Thu, Mar 5, 2015 → Sun, Mar 8, 2015
For information: http://www.moving-image.info/new-york/
Moving Image will take place March 5-8, 2015. Located in the Waterfront Tunnel event space between 27th and 28th Streets with an entrance on 11th Avenue in Chelsea. Moving Image will be free to the public and open Thursday – Saturday, March 5-7, 11–8 PM and on Sunday, March 8, 11-4 PM. An opening reception will take place Thursday, March 5, 6–8 PM.
Moving Image was conceived to offer a viewing experience with the excitement and vitality of a fair, while allowing moving image-based artworks to be understood and appreciated on their own terms. Participation is by invitation only. The newly formed Moving Image Curatorial Advisory Committee for New York 2014 is inviting a selection of international commercial galleries and non-profit institutions to present single-channel videos, single-channel projections, video sculptures, and other larger video installations.
Waterfront New York Tunnel
269 11th Avenue
Between 27th and 28th Streets
New York, NY 10001
JOEY FAUERSO
Guadalupe – After Images, 2014
single-channel video, 59 min
edition of 3 +2AP
A central theme of Guadalupe – After Images is movement: moving through something, away from something, out and into something new, transcending a certain set of physical and narrative conditions towards something more abstract and intuitive.
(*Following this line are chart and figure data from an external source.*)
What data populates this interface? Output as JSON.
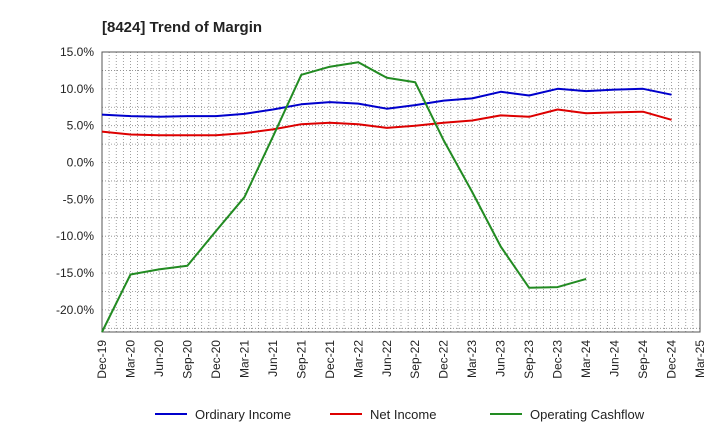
{
  "chart_data": {
    "type": "line",
    "title": "[8424]  Trend of Margin",
    "xlabel": "",
    "ylabel": "",
    "ylim": [
      -23,
      15
    ],
    "y_ticks": [
      15,
      10,
      5,
      0,
      -5,
      -10,
      -15,
      -20
    ],
    "y_tick_labels": [
      "15.0%",
      "10.0%",
      "5.0%",
      "0.0%",
      "-5.0%",
      "-10.0%",
      "-15.0%",
      "-20.0%"
    ],
    "categories": [
      "Dec-19",
      "Mar-20",
      "Jun-20",
      "Sep-20",
      "Dec-20",
      "Mar-21",
      "Jun-21",
      "Sep-21",
      "Dec-21",
      "Mar-22",
      "Jun-22",
      "Sep-22",
      "Dec-22",
      "Mar-23",
      "Jun-23",
      "Sep-23",
      "Dec-23",
      "Mar-24",
      "Jun-24",
      "Sep-24",
      "Dec-24",
      "Mar-25"
    ],
    "grid": true,
    "legend_position": "bottom",
    "series": [
      {
        "name": "Ordinary Income",
        "color": "#0000cc",
        "values": [
          6.5,
          6.3,
          6.2,
          6.3,
          6.3,
          6.6,
          7.2,
          7.9,
          8.2,
          8.0,
          7.3,
          7.8,
          8.4,
          8.7,
          9.6,
          9.1,
          10.0,
          9.7,
          9.9,
          10.0,
          9.2,
          null
        ]
      },
      {
        "name": "Net Income",
        "color": "#dd0000",
        "values": [
          4.2,
          3.8,
          3.7,
          3.7,
          3.7,
          4.0,
          4.5,
          5.2,
          5.4,
          5.2,
          4.7,
          5.0,
          5.4,
          5.7,
          6.4,
          6.2,
          7.2,
          6.7,
          6.8,
          6.9,
          5.8,
          null
        ]
      },
      {
        "name": "Operating Cashflow",
        "color": "#228b22",
        "values": [
          -23.0,
          -15.2,
          -14.5,
          -14.0,
          -9.3,
          -4.7,
          3.5,
          11.9,
          13.0,
          13.6,
          11.5,
          10.9,
          3.0,
          -4.0,
          -11.4,
          -17.0,
          -16.9,
          -15.8,
          null,
          null,
          null,
          null
        ]
      }
    ]
  }
}
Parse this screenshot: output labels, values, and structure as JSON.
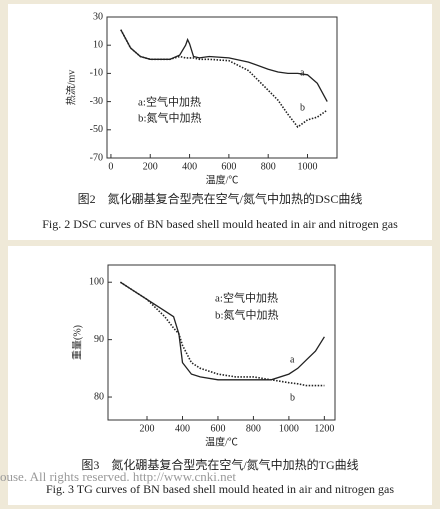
{
  "chart_data": [
    {
      "type": "line",
      "ylabel": "热流/mv",
      "xlabel": "温度/℃",
      "legend": [
        "a:空气中加热",
        "b:氮气中加热"
      ],
      "caption_cn": "图2　氮化硼基复合型壳在空气/氮气中加热的DSC曲线",
      "caption_en": "Fig. 2 DSC curves of BN based shell mould heated in air and nitrogen gas",
      "xlim": [
        -20,
        1150
      ],
      "xticks": [
        0,
        200,
        400,
        600,
        800,
        1000
      ],
      "ylim": [
        -70,
        30
      ],
      "yticks": [
        -70,
        -50,
        -30,
        -10,
        10,
        30
      ],
      "x": [
        50,
        100,
        150,
        200,
        250,
        300,
        350,
        380,
        390,
        400,
        420,
        450,
        500,
        600,
        700,
        800,
        850,
        900,
        950,
        1000,
        1050,
        1100
      ],
      "series": [
        {
          "name": "a",
          "color": "#222222",
          "dashed": false,
          "values": [
            21,
            8,
            2,
            0,
            0,
            0,
            3,
            10,
            14,
            11,
            2,
            1,
            2,
            1,
            -2,
            -7,
            -9,
            -10,
            -10,
            -11,
            -17,
            -30
          ]
        },
        {
          "name": "b",
          "color": "#222222",
          "dashed": true,
          "values": [
            21,
            8,
            2,
            0,
            0,
            0,
            2,
            1,
            1,
            1,
            1,
            0,
            0,
            -1,
            -8,
            -22,
            -29,
            -39,
            -48,
            -43,
            -41,
            -36
          ]
        }
      ]
    },
    {
      "type": "line",
      "ylabel": "重量(%)",
      "xlabel": "温度/℃",
      "legend": [
        "a:空气中加热",
        "b:氮气中加热"
      ],
      "caption_cn": "图3　氮化硼基复合型壳在空气/氮气中加热的TG曲线",
      "caption_en": "Fig. 3 TG curves of BN based shell mould heated in air and nitrogen gas",
      "xlim": [
        -20,
        1260
      ],
      "xticks": [
        200,
        400,
        600,
        800,
        1000,
        1200
      ],
      "ylim": [
        76,
        103
      ],
      "yticks": [
        80,
        90,
        100
      ],
      "x": [
        50,
        100,
        200,
        300,
        350,
        380,
        400,
        450,
        500,
        600,
        700,
        800,
        900,
        1000,
        1050,
        1100,
        1150,
        1200
      ],
      "series": [
        {
          "name": "a",
          "color": "#222222",
          "dashed": false,
          "values": [
            100,
            99,
            97,
            95,
            94,
            91,
            86,
            84,
            83.5,
            83,
            83,
            83,
            83,
            84,
            85,
            86.5,
            88,
            90.5
          ]
        },
        {
          "name": "b",
          "color": "#222222",
          "dashed": true,
          "values": [
            100,
            99,
            97,
            94,
            92,
            91,
            89,
            86,
            85,
            84,
            83.5,
            83.5,
            83,
            82.5,
            82.3,
            82,
            82,
            82
          ]
        }
      ]
    }
  ],
  "watermark": "ouse. All rights reserved.    http://www.cnki.net"
}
The piece reflects an evolving understanding of the nature of painting–what a painting can be, and the ways a painting can be made.
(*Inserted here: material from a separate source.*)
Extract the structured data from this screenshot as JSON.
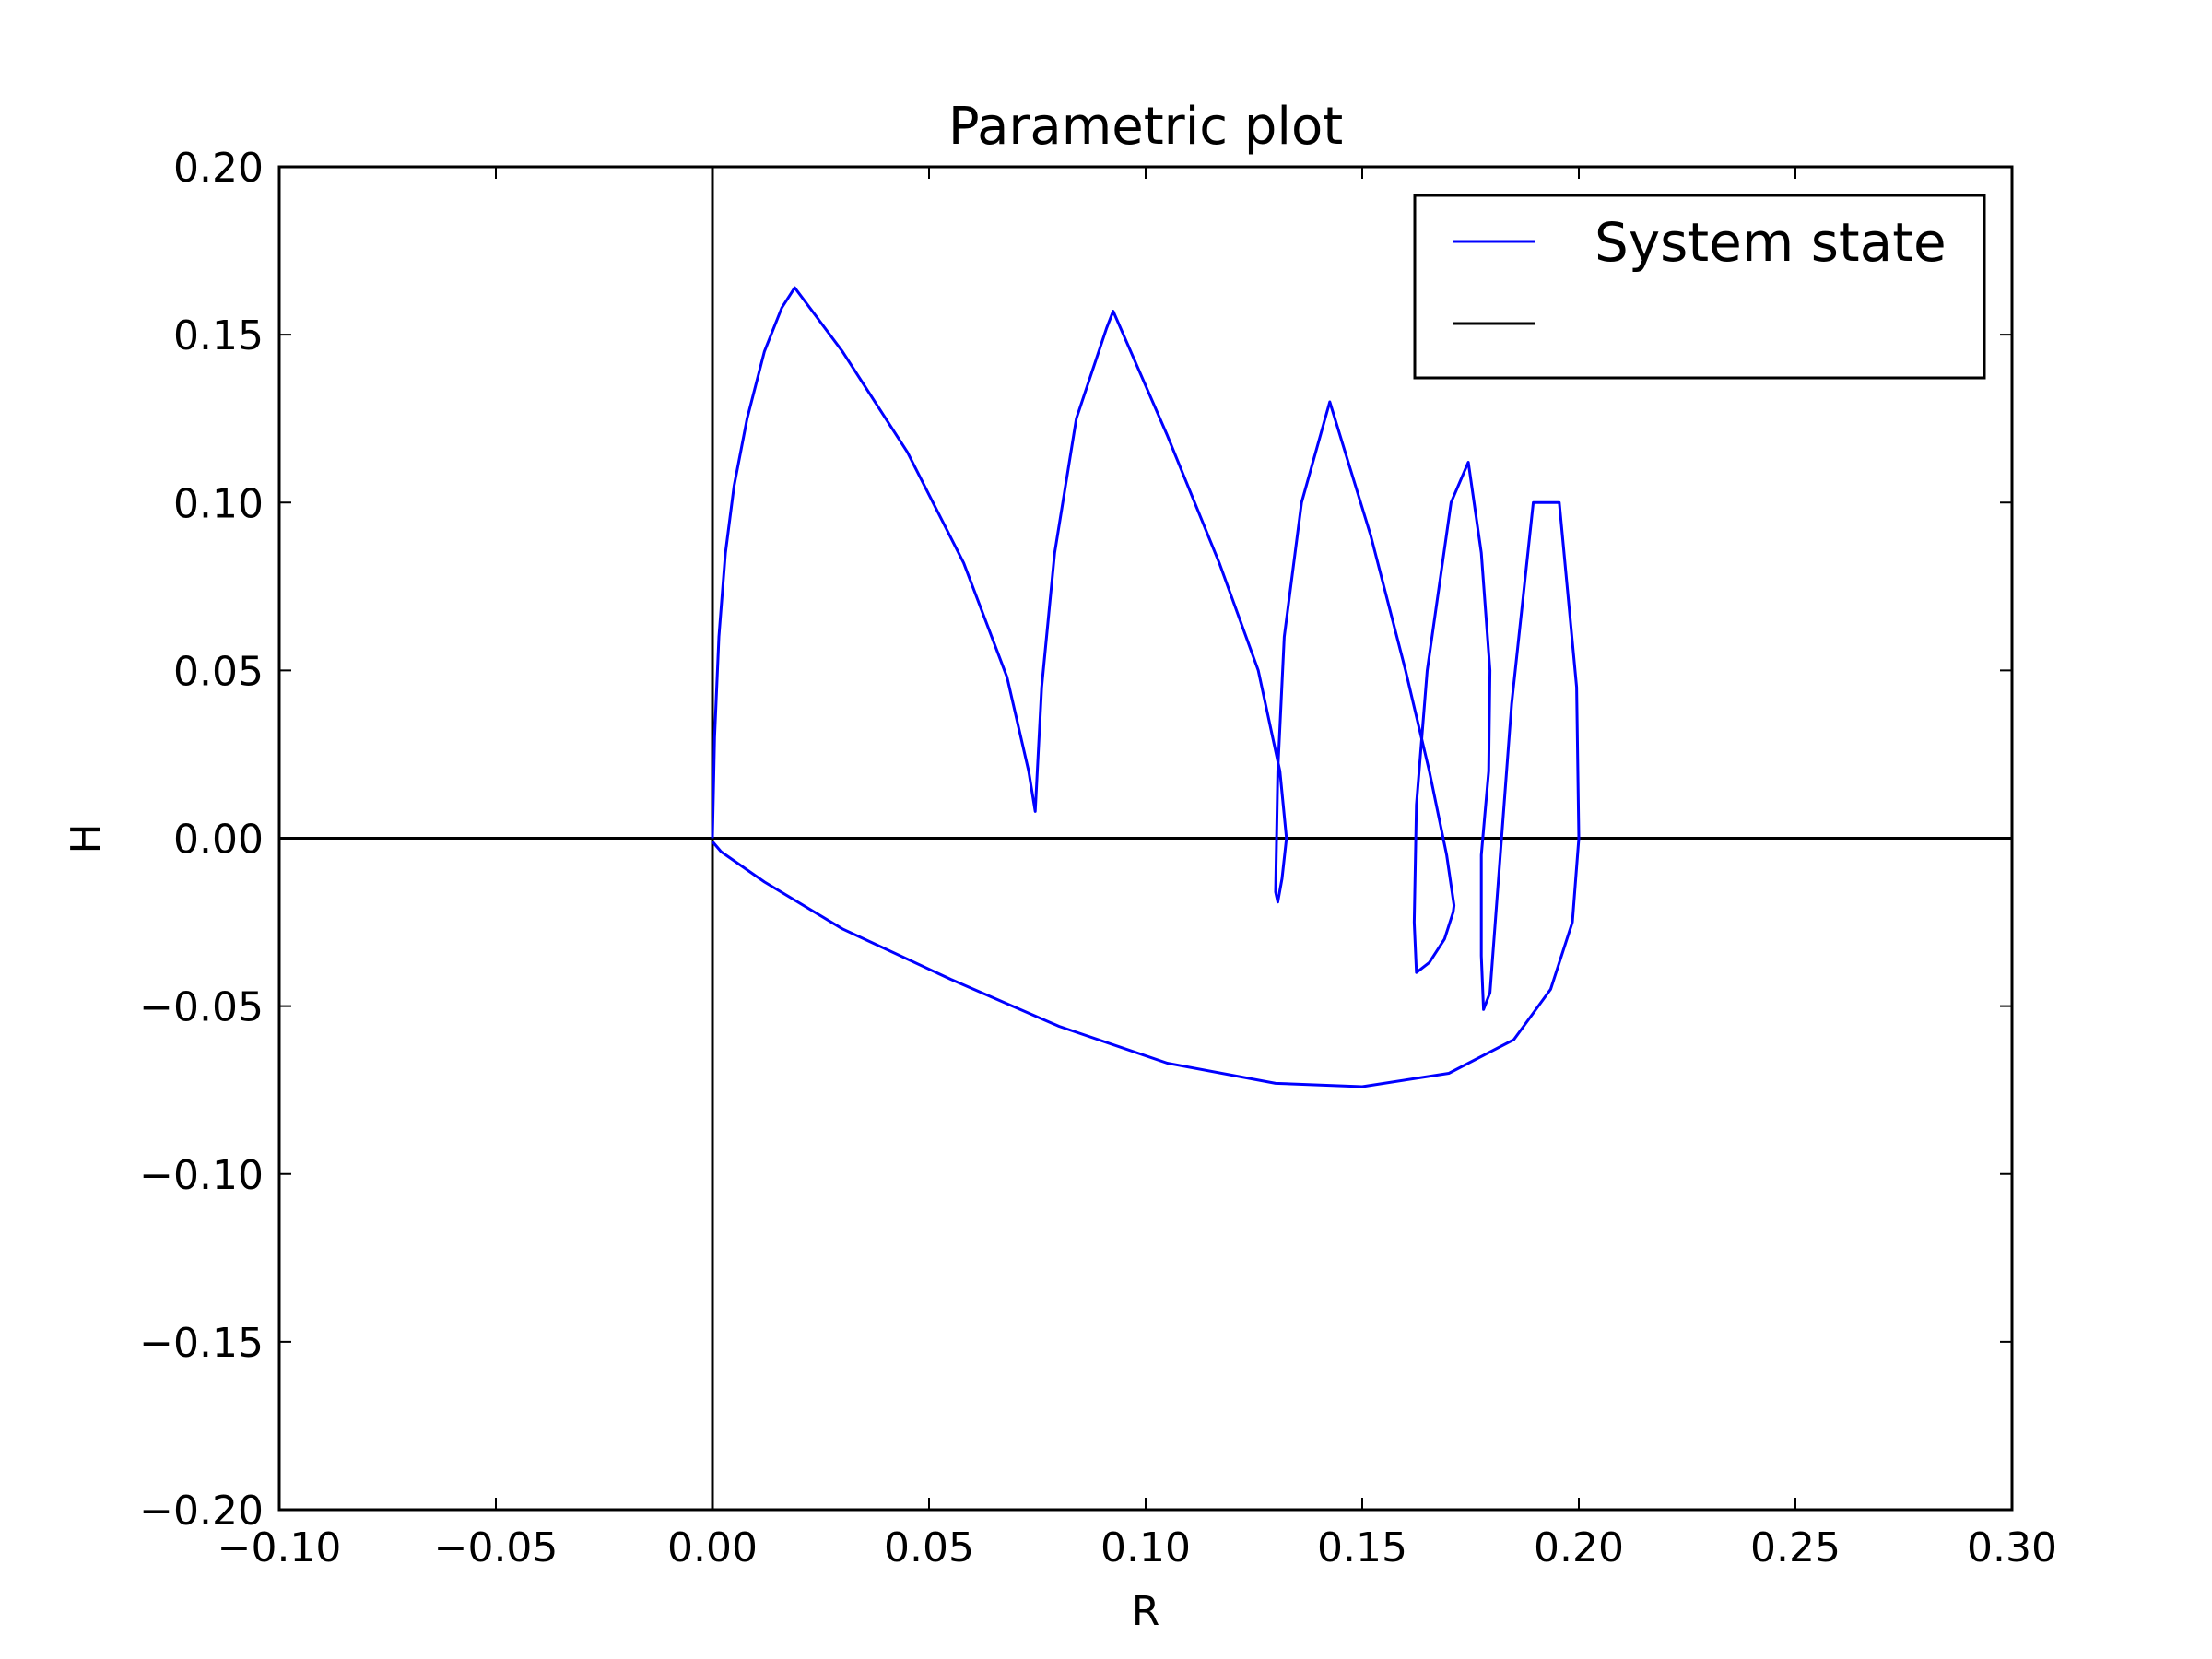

Fauerso initiated the project with an exploration of a regional landscape. Many of her paintings and videos begin with extensive documentation of an experience or performance through video and photography. In this case she chose to use video footage taken from a boat ride on the Guadalupe River. At a certain point the boat moved through the trees, the perspective changed, and the image abstracted. What interested her was the physicality of the sequence, and a sense of one space opening onto another.
From this footage she created a series of 198 paintings. In Repetition and Difference, Gilles Deleuze wrote that “repetition is best understood in terms of discovery and experimentation; it allows new experiences, affects, and expressions to emerge. To repeat is to begin again; to affirm the power of the new and the unforeseeable.” Making the 198 paintings enabled Fauerso to further immerse herself into the original experience, and to create a structured space for descriptive innovation.
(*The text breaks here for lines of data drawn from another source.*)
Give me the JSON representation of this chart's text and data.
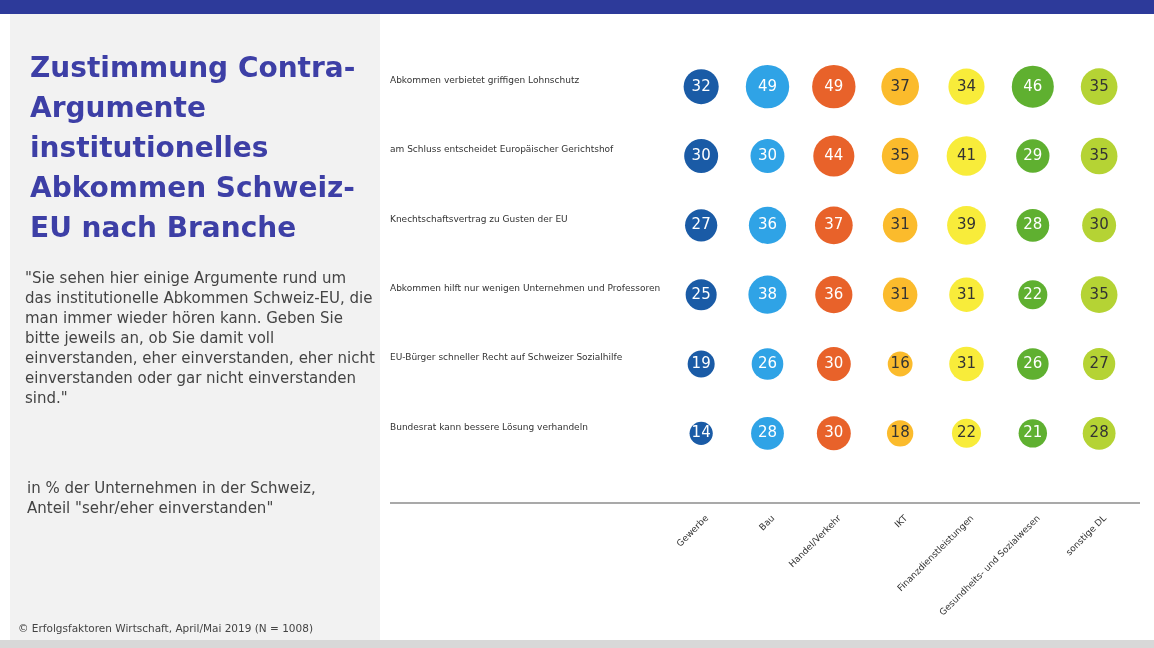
{
  "chart_data": {
    "type": "heatmap",
    "title": "Zustimmung Contra-Argumente institutionelles Abkommen Schweiz-EU nach Branche",
    "subtitle": "\"Sie sehen hier einige Argumente rund um das institutionelle Abkommen Schweiz-EU, die man immer wieder hören kann. Geben Sie bitte jeweils an, ob Sie damit voll einverstanden, eher einverstanden, eher nicht einverstanden oder gar nicht einverstanden sind.\"",
    "categories": [
      "Gewerbe",
      "Bau",
      "Handel/Verkehr",
      "IKT",
      "Finanzdienstleistungen",
      "Gesundheits- und Sozialwesen",
      "sonstige DL"
    ],
    "y_categories": [
      "Abkommen verbietet griffigen Lohnschutz",
      "am Schluss entscheidet Europäischer Gerichtshof",
      "Knechtschaftsvertrag zu Gusten der EU",
      "Abkommen hilft nur wenigen Unternehmen und Professoren",
      "EU-Bürger schneller Recht auf Schweizer Sozialhilfe",
      "Bundesrat kann bessere Lösung verhandeln"
    ],
    "cells": [
      [
        32,
        49,
        49,
        37,
        34,
        46,
        35
      ],
      [
        30,
        30,
        44,
        35,
        41,
        29,
        35
      ],
      [
        27,
        36,
        37,
        31,
        39,
        28,
        30
      ],
      [
        25,
        38,
        36,
        31,
        31,
        22,
        35
      ],
      [
        19,
        26,
        30,
        16,
        31,
        26,
        27
      ],
      [
        14,
        28,
        30,
        18,
        22,
        21,
        28
      ]
    ],
    "colors": [
      "#1a5ba6",
      "#2fa3e6",
      "#e8622a",
      "#fbbb2c",
      "#f8ec3a",
      "#5fb030",
      "#b5d334"
    ],
    "data_labels": true,
    "annotations": [
      "in % der Unternehmen in der Schweiz, Anteil \"sehr/eher einverstanden\"",
      "© Erfolgsfaktoren Wirtschaft, April/Mai 2019 (N = 1008)"
    ]
  }
}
The original paintings were then photographed and reprinted a total of four times. With each round of documentation and printing, the images became more abstract, symbolic, in a sense more painterly. This was largely due to the ways in which the printer’s ink levels affected the image. This element of chance and mechanical gesture became an important part of the language of the piece. She began to realize that the project was really about creating the conditions for the painting to be generated. Much of the ‘painting’ occurred through this subtractive mechanical process, whereby it became as much about finding the image as making the image.
Brian Eno stated that “with a generative piece you set a machine going and it makes itself, and you as the composer are also the listener. The act of listening is the act of composing.” While the first part of the project involved a labor intensive and largely traditional approach to making a painting, the process quickly moved towards a generative approach to image making that was mostly independent of the hand.